Frage an Kornelia Möller von Michael W. bezüglich Gesellschaftspolitik, soziale Gruppen
Sehr geehrte Frau Möller,
Ich beziehe mich auf den Art 146 GG:
"Dieses Grundgesetz, das nach Vollendung der Einheit und Freiheit Deutschlands für das gesamte deutsche Volk gilt, verliert seine Gültigkeit an dem Tage, an dem eine Verfassung in Kraft tritt, die von dem deutschen Volke in freier Entscheidung beschlossen worden ist."
Seit über 18 Jahren leben wir nun weiter mit dem "Provisorium" GG.
Wie steht Ihre Partei dazu, endlich einmal eine deutsche Verfassung
auf die Beine zu stellen, die :
- ausschließlich von den Bewohnern dieses Landes ohne Fremd- und Zwangseinwirkung verfasst wird,
- spitzfindige Interpretierungen durch Juristen weitgehend verhindert
- es zulässt,dass Abgeordnete zu jedem Zeitpunkt wieder abgewählt und ohne wenn und aber vor ein Gericht gestellt werden können, wenn sie sich einer Straftat schuldig gemacht haben,
- klar festlegt, dass ein politisches Amt in Bund und Land ein Vollzeitjob ist, der keine Nebentätigkeiten zulässt, ein Job, den die gewählten Politiker zu erledigen haben und nicht fremdbezahlte Lobbyisten
- die Macht der Parteien scharf eingrenzt, aber dafür jedem Bürger die Möglichkeit bietet, sich auch ohne Parteizugehörigkeit für ein politisches Amt zu bewerben,
- Bildung zum wichtigsten Gut des Volkes macht und ein Bildungssystem vorschreibt, das ausnahmslos jedem Kind die Möglichkeiten bietet, seine Anlagen und Fähigkeiten zu entwickeln,
- es verbietet, unsere Soldaten für die Interessen von Großmächten wie der USA im Ausland zu verheizen.
Ist seitens Ihrer Partei zu diesem Thema konkret etwas geplant?
Vielen Dank im Voraus für Ihre Antwort
Sehr geehrter Herr Welte,
vielen Dank für Ihre Frage.

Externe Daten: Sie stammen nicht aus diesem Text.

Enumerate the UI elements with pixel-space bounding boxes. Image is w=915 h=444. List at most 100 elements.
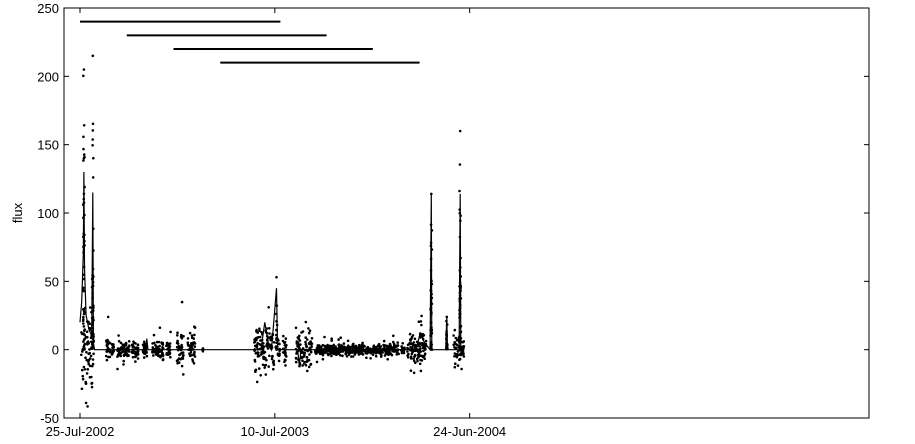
data-point xyxy=(454,347,457,350)
data-point xyxy=(304,320,308,324)
data-point xyxy=(418,335,422,339)
data-point xyxy=(456,350,460,353)
data-point xyxy=(158,354,161,358)
data-point xyxy=(87,360,90,364)
data-point xyxy=(307,327,310,330)
data-point xyxy=(328,352,331,355)
data-point xyxy=(274,345,278,349)
data-point xyxy=(445,333,448,337)
data-point xyxy=(416,344,420,348)
data-point xyxy=(82,338,86,341)
data-point xyxy=(126,354,129,358)
data-point xyxy=(330,344,333,348)
data-point xyxy=(192,362,196,365)
data-point xyxy=(412,341,416,344)
data-point xyxy=(91,318,95,322)
data-point xyxy=(345,355,349,358)
data-point xyxy=(400,351,404,355)
data-point xyxy=(301,347,305,351)
data-point xyxy=(85,350,88,354)
data-point xyxy=(134,352,138,355)
x-tick-label: 24-Jun-2004 xyxy=(433,424,506,439)
data-point xyxy=(325,348,328,352)
data-point xyxy=(304,360,307,364)
data-point xyxy=(81,347,85,351)
data-point xyxy=(419,369,423,373)
data-point xyxy=(82,365,86,369)
data-point xyxy=(395,353,399,356)
data-point xyxy=(91,316,95,319)
data-point xyxy=(255,345,259,349)
data-point xyxy=(254,368,258,372)
data-point xyxy=(258,329,261,333)
data-point xyxy=(344,347,347,351)
data-point xyxy=(91,296,94,300)
data-point xyxy=(270,337,274,340)
data-point xyxy=(417,351,421,355)
y-tick-label: 0 xyxy=(52,343,59,358)
data-point xyxy=(386,358,390,361)
data-point xyxy=(268,354,271,358)
data-point xyxy=(413,353,417,357)
data-point xyxy=(264,373,268,376)
data-point xyxy=(458,129,462,133)
data-point xyxy=(412,371,416,375)
data-point xyxy=(267,342,270,346)
x-axis: 25-Jul-2002 10-Jul-2003 24-Jun-2004 xyxy=(46,8,506,439)
data-point xyxy=(460,367,463,371)
data-point xyxy=(408,332,412,336)
data-point xyxy=(462,355,466,358)
data-point xyxy=(82,288,85,292)
data-point xyxy=(302,355,306,358)
data-point xyxy=(256,351,259,354)
data-point xyxy=(424,339,428,343)
data-point xyxy=(304,343,308,346)
data-point xyxy=(421,332,425,336)
data-point xyxy=(392,345,396,349)
data-point xyxy=(284,337,288,340)
data-point xyxy=(337,343,341,346)
data-point xyxy=(445,323,449,326)
data-point xyxy=(419,320,423,323)
data-point xyxy=(333,347,336,350)
data-point xyxy=(307,358,311,362)
data-point xyxy=(275,275,278,279)
data-point xyxy=(377,342,381,346)
data-point xyxy=(91,321,94,325)
data-point xyxy=(430,296,434,300)
data-point xyxy=(255,380,259,384)
data-point xyxy=(85,320,89,323)
data-point xyxy=(297,358,300,362)
data-point xyxy=(421,346,425,350)
data-point xyxy=(339,336,343,340)
data-point xyxy=(275,329,279,332)
data-point xyxy=(429,244,433,247)
data-point xyxy=(188,354,192,358)
data-point xyxy=(371,353,375,357)
data-point xyxy=(317,345,320,349)
data-point xyxy=(298,346,301,350)
data-point xyxy=(127,344,131,348)
data-point xyxy=(267,306,271,309)
data-point xyxy=(429,223,433,226)
data-point xyxy=(294,326,298,330)
data-point xyxy=(294,360,298,364)
data-point xyxy=(118,347,122,351)
data-point xyxy=(315,360,319,364)
data-point xyxy=(385,349,388,352)
data-point xyxy=(82,147,85,151)
data-point xyxy=(82,124,86,127)
data-point xyxy=(88,348,91,351)
data-point xyxy=(105,350,108,353)
data-point xyxy=(458,331,462,335)
data-point xyxy=(176,361,179,365)
data-point xyxy=(270,344,273,348)
data-point xyxy=(81,368,84,372)
data-point xyxy=(307,331,311,335)
data-point xyxy=(152,333,156,337)
data-point xyxy=(429,306,433,310)
data-point xyxy=(145,351,148,354)
data-point xyxy=(314,349,317,353)
data-point xyxy=(429,321,433,325)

Die historische Chance, eine neue Verfassung per Volksabstimmung in Kraft zu setzen, wurde 1990 ausgeschlagen. Wäre die Einheit nämlich nach Artikel 146 Grundgesetz vollzogen worden, dann hätte eine neue Verfassung das Grundgesetz ablösen müssen. Stattdessen wurde ein Beitritt der DDR zur BRD und damit zum Geltungsbereich des Grundgesetzes vorgezogen. Dies geschah gemäß Artikel 23 Grundgesetz. Der wiederum schrieb keine neue Verfassung mit Volksabstimmung vor. Die Linke (PDS) war 1990 übrigens für eine Vereinigung beider deutscher Staaten nach Artikel 146 Grundgesetz.
Gleichwohl war mit Artikel 23 Grundgesetz der Weg zu einer neuen Verfassung nicht a priori versperrt. Es gab sogar eine namhafte außerparlamentarische Bewegung, die an entsprechenden Entwürfen arbeitete. Aber insbesondere die Unionsparteien und das Gros der SPD sprachen sich dagegen aus.
Es mangelte also am politischen Willen der Mehrheit des Bundestages und daran hat sich bis heute nichts geändert. Selbst der Versuch, wenigstens Volksabstimmungen auf Bundesebene ins Grundgesetz schreiben, scheiterte erst kürzlich, auch an der Ablehnung des damaligen Bundeskanzlers Gerhard Schröder (SPD) und seines Bundesaußenministers, Joseph Fischer (Bündnis 90/DIE Grünen). In der gültigen Rechtssprechung gilt das Grundgesetz übrigens nicht mehr als Provisorium. Das ändert allerdings nichts an dem historischen Fakt, das es nie per Volksabstimmung autorisiert wurde, nicht 1949, nicht 1990, nicht danach.
Diejenigen, die sich in der Fraktion DIE LINKE derzeit mit diesen Themen befassen, sehen aktuell allerdings keine ernsthafte Chance für eine neue, große Verfassungsdebatte. Das ist zwar bedauerlich, aber eben die Realität. Deshalb konzentrieren wir uns darauf, auch auf Bundesebene endlich "mehr Demokratie" durchzusetzen. Denn in Fragen direkter Demokratie ist die Bundesrepublik Deutschland noch immer ein EU-Entwicklungsland. So plädiert DIE LINKE zum Beispiel für eine neue EU-Verfassung, die zeitgleich und EU-weit per Volksabstimmung(en) zu bestätigen wäre.